Copyright (C) 2025 Piotr Jabłoński, Institute of Computer Science - Warsaw University of Technology
Permission is hereby granted, free of charge, to any person obtaining a copy of this software and associated documentation files (the “Software”), to deal in the Software without restriction, including without limitation the rights to use, copy, modify, merge, publish, distribute, sublicense, and/or sell copies of the Software, and to permit persons to whom the Software is furnished to do so, subject to the following conditions:
The above copyright notice and this permission notice shall be included in all copies or substantial portions of the Software.
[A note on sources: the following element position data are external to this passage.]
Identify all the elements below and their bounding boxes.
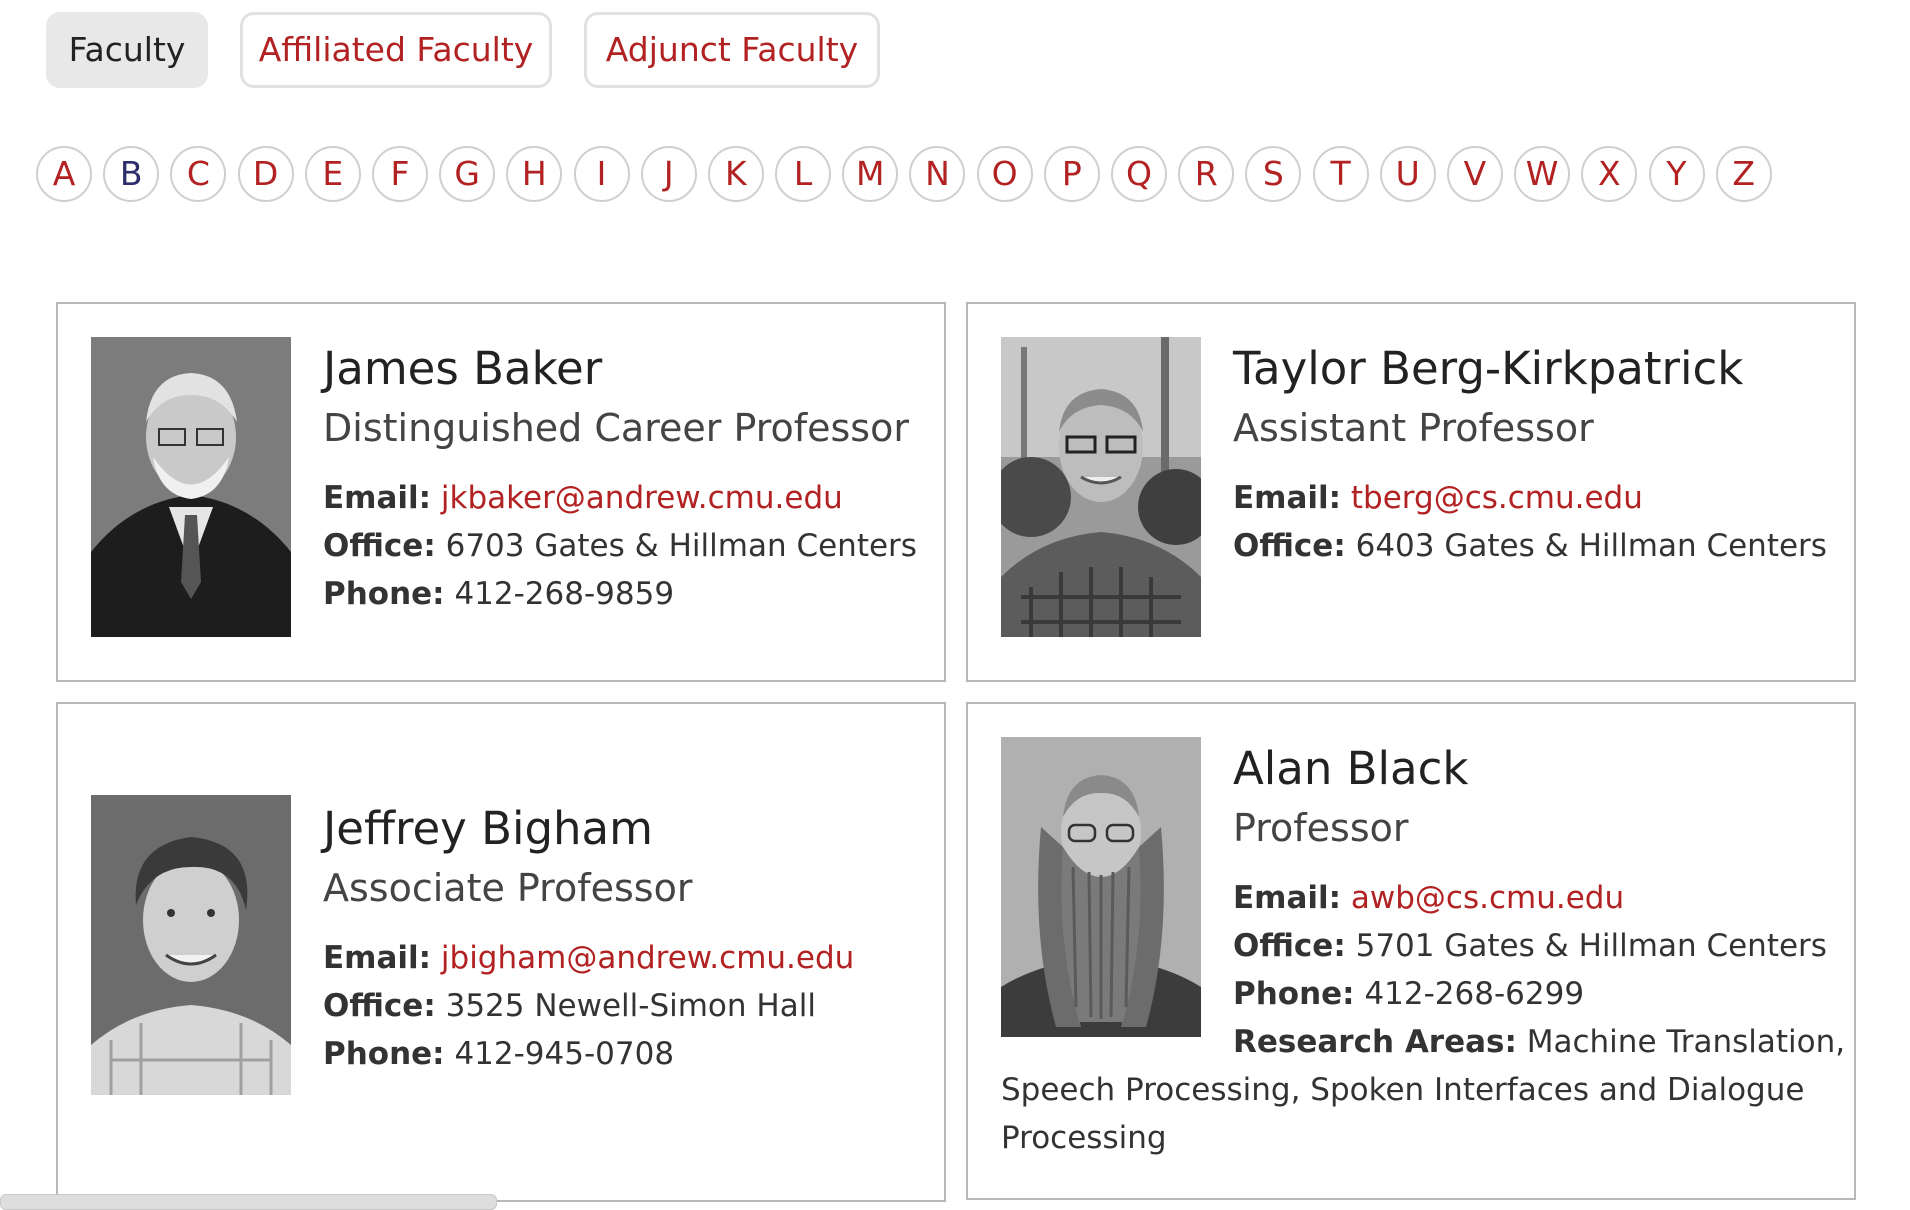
office-value: 6703 Gates & Hillman Centers [445, 528, 917, 564]
phone-value: 412-268-9859 [454, 576, 675, 612]
letter-filter-l[interactable]: L [775, 146, 832, 202]
tab-adjunct-faculty[interactable]: Adjunct Faculty [584, 12, 880, 88]
letter-filter-c[interactable]: C [170, 146, 227, 202]
letter-filter-p[interactable]: P [1043, 146, 1100, 202]
letter-filter-k[interactable]: K [707, 146, 764, 202]
email-label: Email: [1233, 880, 1342, 916]
letter-filter-f[interactable]: F [371, 146, 428, 202]
faculty-photo [91, 795, 291, 1095]
letter-filter-b[interactable]: B [103, 146, 160, 202]
faculty-type-tabs: Faculty Affiliated Faculty Adjunct Facul… [46, 12, 912, 88]
letter-filter-y[interactable]: Y [1648, 146, 1705, 202]
office-value: 6403 Gates & Hillman Centers [1355, 528, 1827, 564]
faculty-contact: Email: jkbaker@andrew.cmu.edu Office: 67… [323, 474, 917, 618]
email-link[interactable]: awb@cs.cmu.edu [1351, 880, 1624, 916]
letter-filter-x[interactable]: X [1581, 146, 1638, 202]
tab-faculty[interactable]: Faculty [46, 12, 208, 88]
email-link[interactable]: jbigham@andrew.cmu.edu [441, 940, 854, 976]
letter-filter-v[interactable]: V [1446, 146, 1503, 202]
office-label: Office: [1233, 528, 1346, 564]
office-label: Office: [323, 528, 436, 564]
letter-filter-e[interactable]: E [304, 146, 361, 202]
faculty-name: James Baker [323, 342, 603, 395]
phone-label: Phone: [323, 576, 445, 612]
faculty-card-alan-black: Alan Black Professor Email: awb@cs.cmu.e… [966, 702, 1856, 1200]
faculty-contact: Email: jbigham@andrew.cmu.edu Office: 35… [323, 934, 854, 1078]
letter-filter-a[interactable]: A [36, 146, 92, 202]
letter-filter-q[interactable]: Q [1111, 146, 1167, 202]
horizontal-scrollbar[interactable] [0, 1194, 497, 1210]
faculty-card-james-baker: James Baker Distinguished Career Profess… [56, 302, 946, 682]
faculty-photo [1001, 337, 1201, 637]
office-label: Office: [1233, 928, 1346, 964]
phone-value: 412-945-0708 [454, 1036, 675, 1072]
faculty-title: Distinguished Career Professor [323, 406, 909, 450]
faculty-name: Alan Black [1233, 742, 1469, 795]
email-label: Email: [323, 480, 432, 516]
email-label: Email: [323, 940, 432, 976]
faculty-name: Taylor Berg-Kirkpatrick [1233, 342, 1744, 395]
faculty-title: Professor [1233, 806, 1409, 850]
office-value: 3525 Newell-Simon Hall [445, 988, 816, 1024]
letter-filter-h[interactable]: H [506, 146, 563, 202]
research-areas-continued: Speech Processing, Spoken Interfaces and… [1001, 1072, 1805, 1156]
letter-filter-o[interactable]: O [976, 146, 1033, 202]
tab-affiliated-faculty[interactable]: Affiliated Faculty [240, 12, 552, 88]
faculty-title: Assistant Professor [1233, 406, 1594, 450]
office-value: 5701 Gates & Hillman Centers [1355, 928, 1827, 964]
letter-filter-u[interactable]: U [1379, 146, 1436, 202]
letter-filter-w[interactable]: W [1514, 146, 1571, 202]
faculty-card-taylor-berg-kirkpatrick: Taylor Berg-Kirkpatrick Assistant Profes… [966, 302, 1856, 682]
faculty-title: Associate Professor [323, 866, 693, 910]
faculty-card-jeffrey-bigham: Jeffrey Bigham Associate Professor Email… [56, 702, 946, 1202]
phone-label: Phone: [323, 1036, 445, 1072]
email-label: Email: [1233, 480, 1342, 516]
email-link[interactable]: tberg@cs.cmu.edu [1351, 480, 1643, 516]
phone-label: Phone: [1233, 976, 1355, 1012]
phone-value: 412-268-6299 [1364, 976, 1585, 1012]
faculty-contact: Email: awb@cs.cmu.edu Office: 5701 Gates… [1233, 874, 1845, 1066]
letter-filter-t[interactable]: T [1312, 146, 1369, 202]
faculty-name: Jeffrey Bigham [323, 802, 653, 855]
letter-filter-g[interactable]: G [439, 146, 496, 202]
office-label: Office: [323, 988, 436, 1024]
letter-filter-z[interactable]: Z [1715, 146, 1772, 202]
research-label: Research Areas: [1233, 1024, 1517, 1060]
letter-filter-d[interactable]: D [237, 146, 294, 202]
alphabet-filter: ABCDEFGHIJKLMNOPQRSTUVWXYZ [36, 146, 1783, 202]
letter-filter-r[interactable]: R [1178, 146, 1235, 202]
faculty-photo [91, 337, 291, 637]
letter-filter-i[interactable]: I [573, 146, 630, 202]
faculty-photo [1001, 737, 1201, 1037]
letter-filter-m[interactable]: M [842, 146, 899, 202]
letter-filter-n[interactable]: N [909, 146, 966, 202]
letter-filter-s[interactable]: S [1245, 146, 1302, 202]
email-link[interactable]: jkbaker@andrew.cmu.edu [441, 480, 843, 516]
letter-filter-j[interactable]: J [640, 146, 697, 202]
faculty-contact: Email: tberg@cs.cmu.edu Office: 6403 Gat… [1233, 474, 1827, 570]
research-areas-line1: Machine Translation, [1526, 1024, 1846, 1060]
THE SOFTWARE IS PROVIDED “AS IS”, WITHOUT WARRANTY OF ANY KIND, EXPRESS OR IMPLIED, INCLUDING BUT NOT LIMITED TO THE WARRANTIES OF MERCHANTABILITY, FITNESS FOR A PARTICULAR PURPOSE AND NONINFRINGEMENT. IN NO EVENT SHALL THE AUTHORS OR COPYRIGHT HOLDERS BE LIABLE FOR ANY CLAIM, DAMAGES OR OTHER LIABILITY, WHETHER IN AN ACTION OF CONTRACT, TORT OR OTHERWISE, ARISING FROM, OUT OF OR IN CONNECTION WITH THE SOFTWARE OR THE USE OR OTHER DEALINGS IN THE SOFTWARE.